The area around 17th and M Streets in Northwest Washington, DC marks the northern edge of an ancient swamp. where stands of enormous bald cypress trees once lived to be 1,700 years old. Just twenty feet under the busy streets of Washington D.C., fossilized stumps of these majestic trees have been buried for millennia.
In 1922, crews excavating for construction of the Mayflower Hotel one block west on Connecticut Avenue uncovered the fossils of bald cypress stumps eight feet in diameter. The construction of other large buildings on nearby 17th Street – the Operating Engineers Building in 1955 and National Geographic's 1961 addition – turned up similar fossils. The bases of these trees are believed to have been buried during the late Pleistocene epoch (126,000 to 9700 BCE) when melting glaciers deposited tons of silt and gravel at their roots, shifting the terrain and the flow of tidal waters from the Potomac River. The bald cypress is a close relative of the California redwood, and because they are among the longest-lived plants in North America their fossilized tree rings are tremendously valuable for scientists interested in the effects of climate change. The overlapping records of their thousand-year lifespans can be compared with those found along the east coast as far south as Guatemala, helping to create a detailed understanding of climate over many millennia.

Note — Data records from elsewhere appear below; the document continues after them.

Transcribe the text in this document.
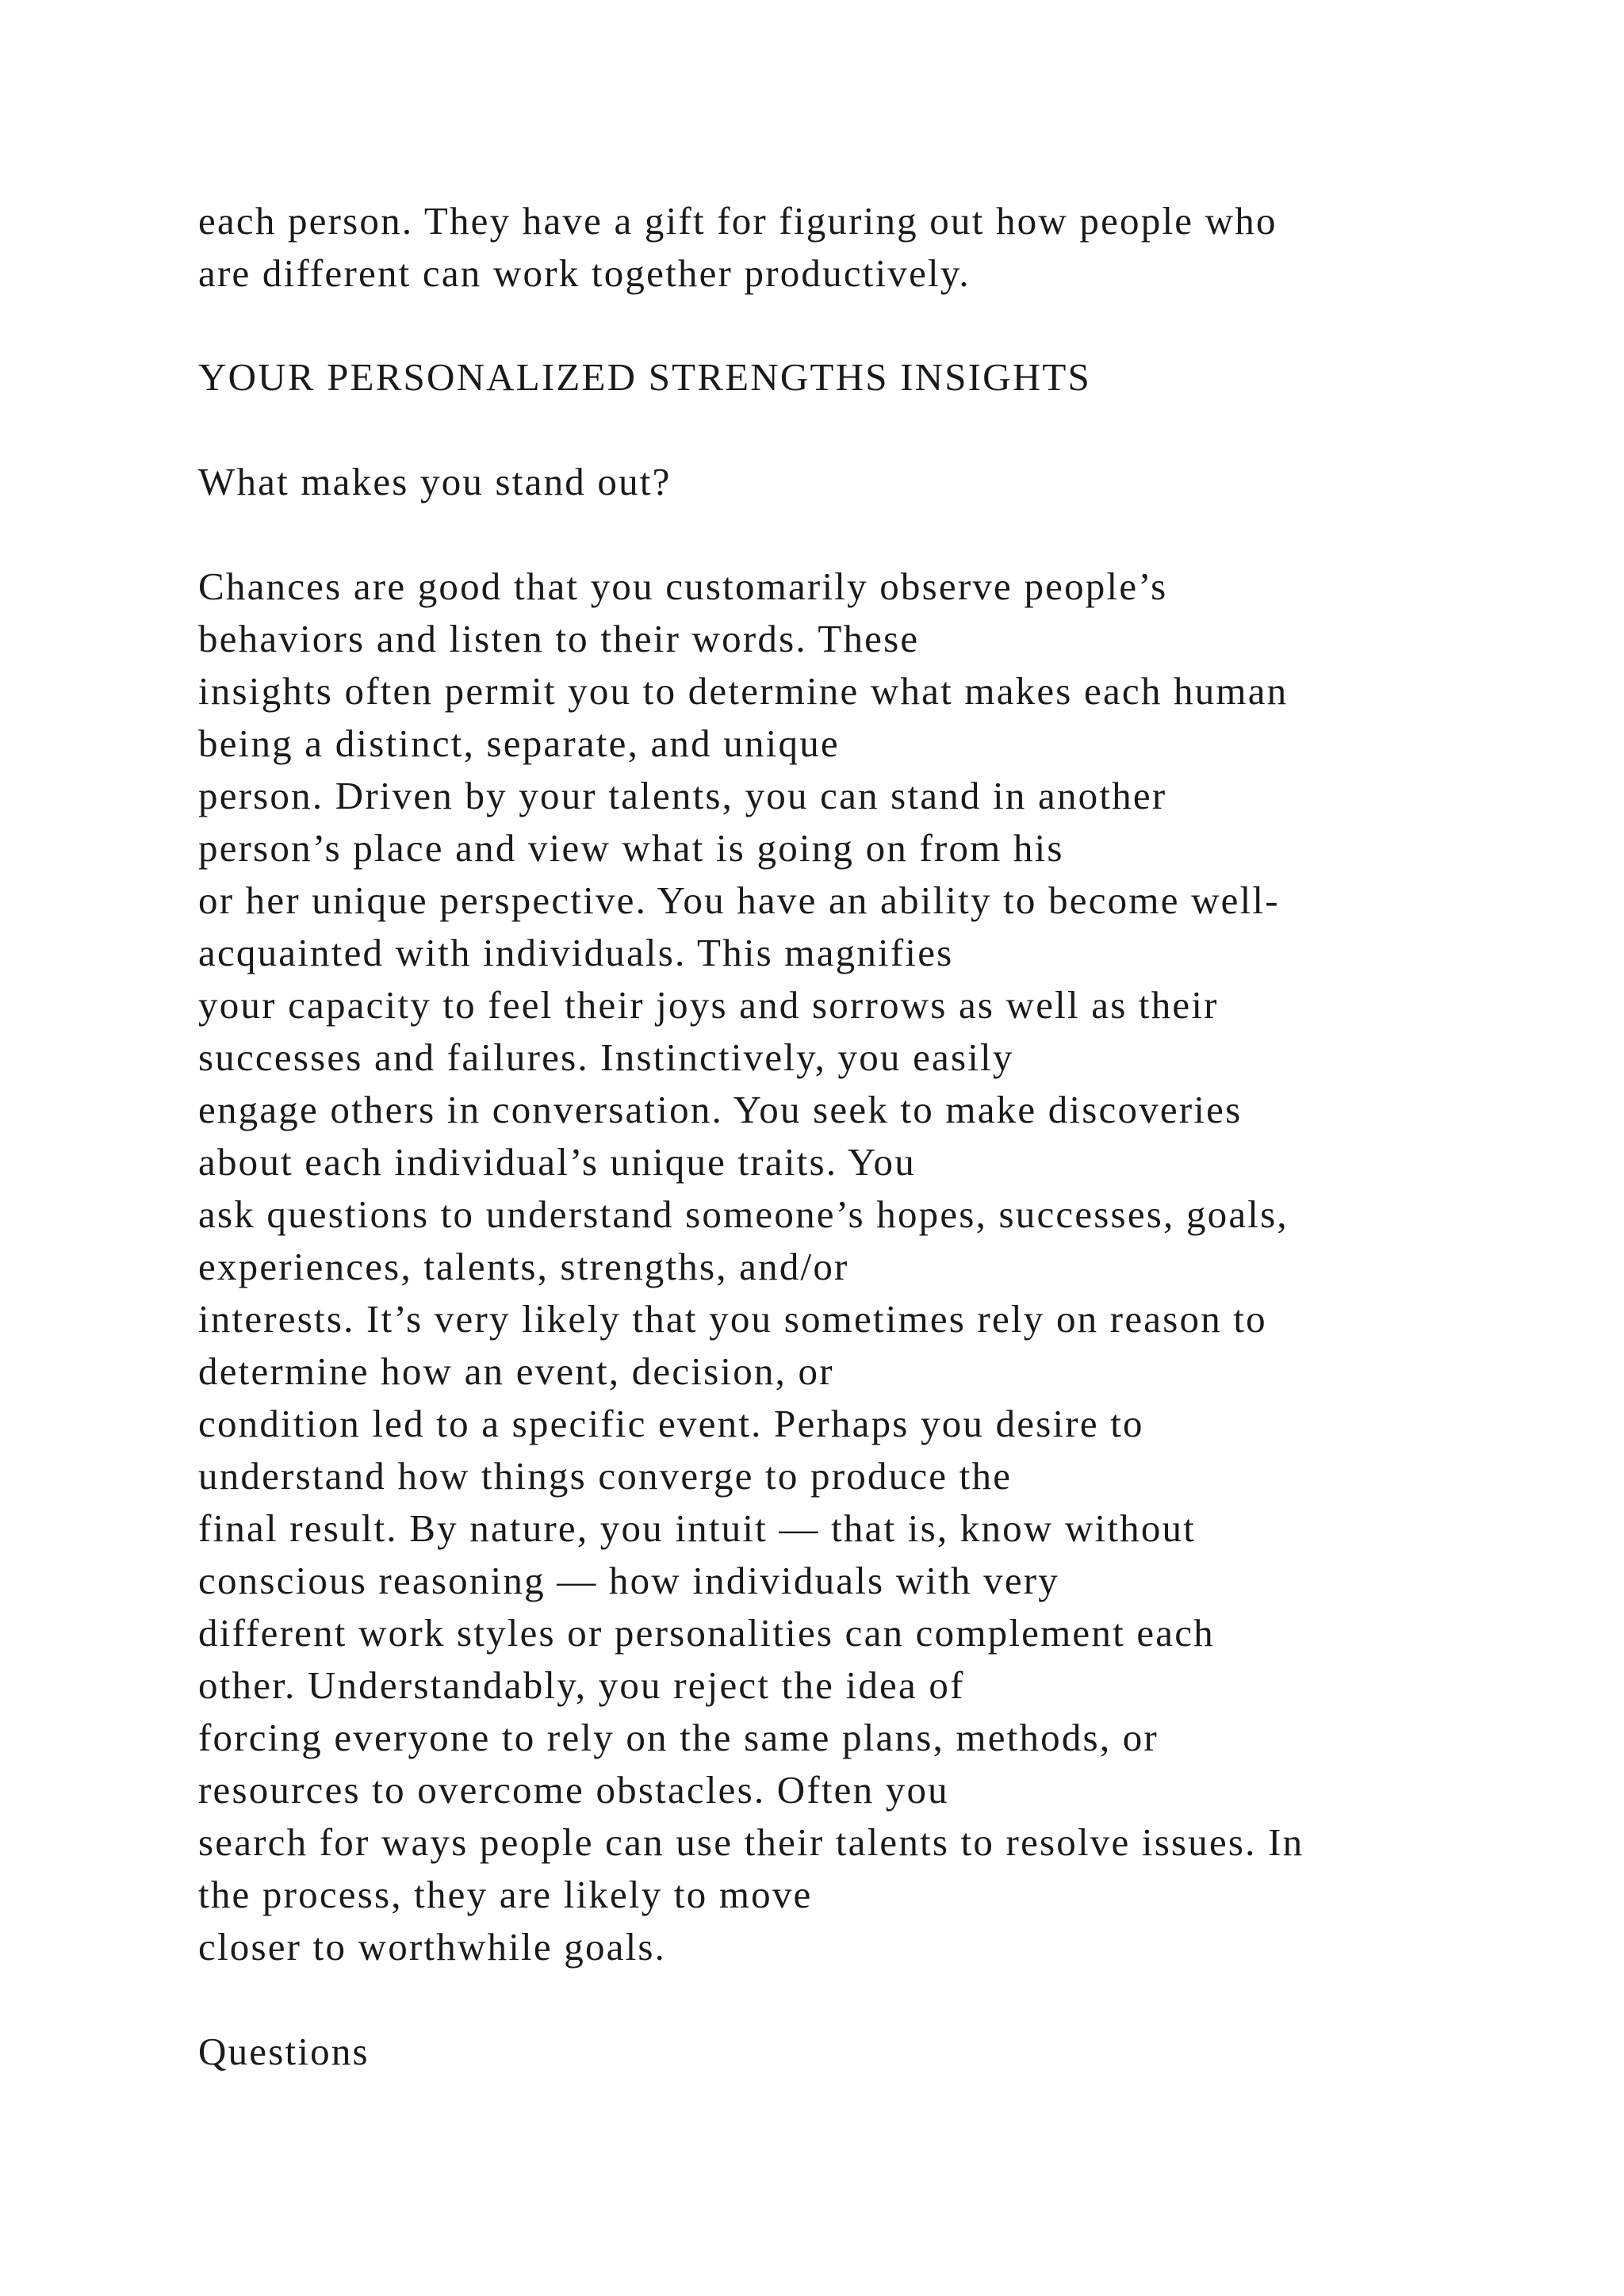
each person. They have a gift for figuring out how people who

are different can work together productively.

YOUR PERSONALIZED STRENGTHS INSIGHTS

What makes you stand out?

Chances are good that you customarily observe people’s

behaviors and listen to their words. These

insights often permit you to determine what makes each human

being a distinct, separate, and unique

person. Driven by your talents, you can stand in another

person’s place and view what is going on from his

or her unique perspective. You have an ability to become well-

acquainted with individuals. This magnifies

your capacity to feel their joys and sorrows as well as their

successes and failures. Instinctively, you easily

engage others in conversation. You seek to make discoveries

about each individual’s unique traits. You

ask questions to understand someone’s hopes, successes, goals,

experiences, talents, strengths, and/or

interests. It’s very likely that you sometimes rely on reason to

determine how an event, decision, or

condition led to a specific event. Perhaps you desire to

understand how things converge to produce the

final result. By nature, you intuit — that is, know without

conscious reasoning — how individuals with very

different work styles or personalities can complement each

other. Understandably, you reject the idea of

forcing everyone to rely on the same plans, methods, or

resources to overcome obstacles. Often you

search for ways people can use their talents to resolve issues. In

the process, they are likely to move

closer to worthwhile goals.

Questions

You can still see bald cypress trees in this part of town – the very same species as the fossilized ones – planted just north of the While House in Lafayette Square. There are four of them dating to the mid-19th century, but without the mucky water around their roots they are missing the curious “knees” that are a characteristic of their natural swampy habitat. Washington is still called a swamp by some, and with such long lifespans these too may one day be rediscovered as part of our epoch's fossil record, this time mixed with the stones of the capitol buildings.
We’ll have to come back in 100,000 years to find out.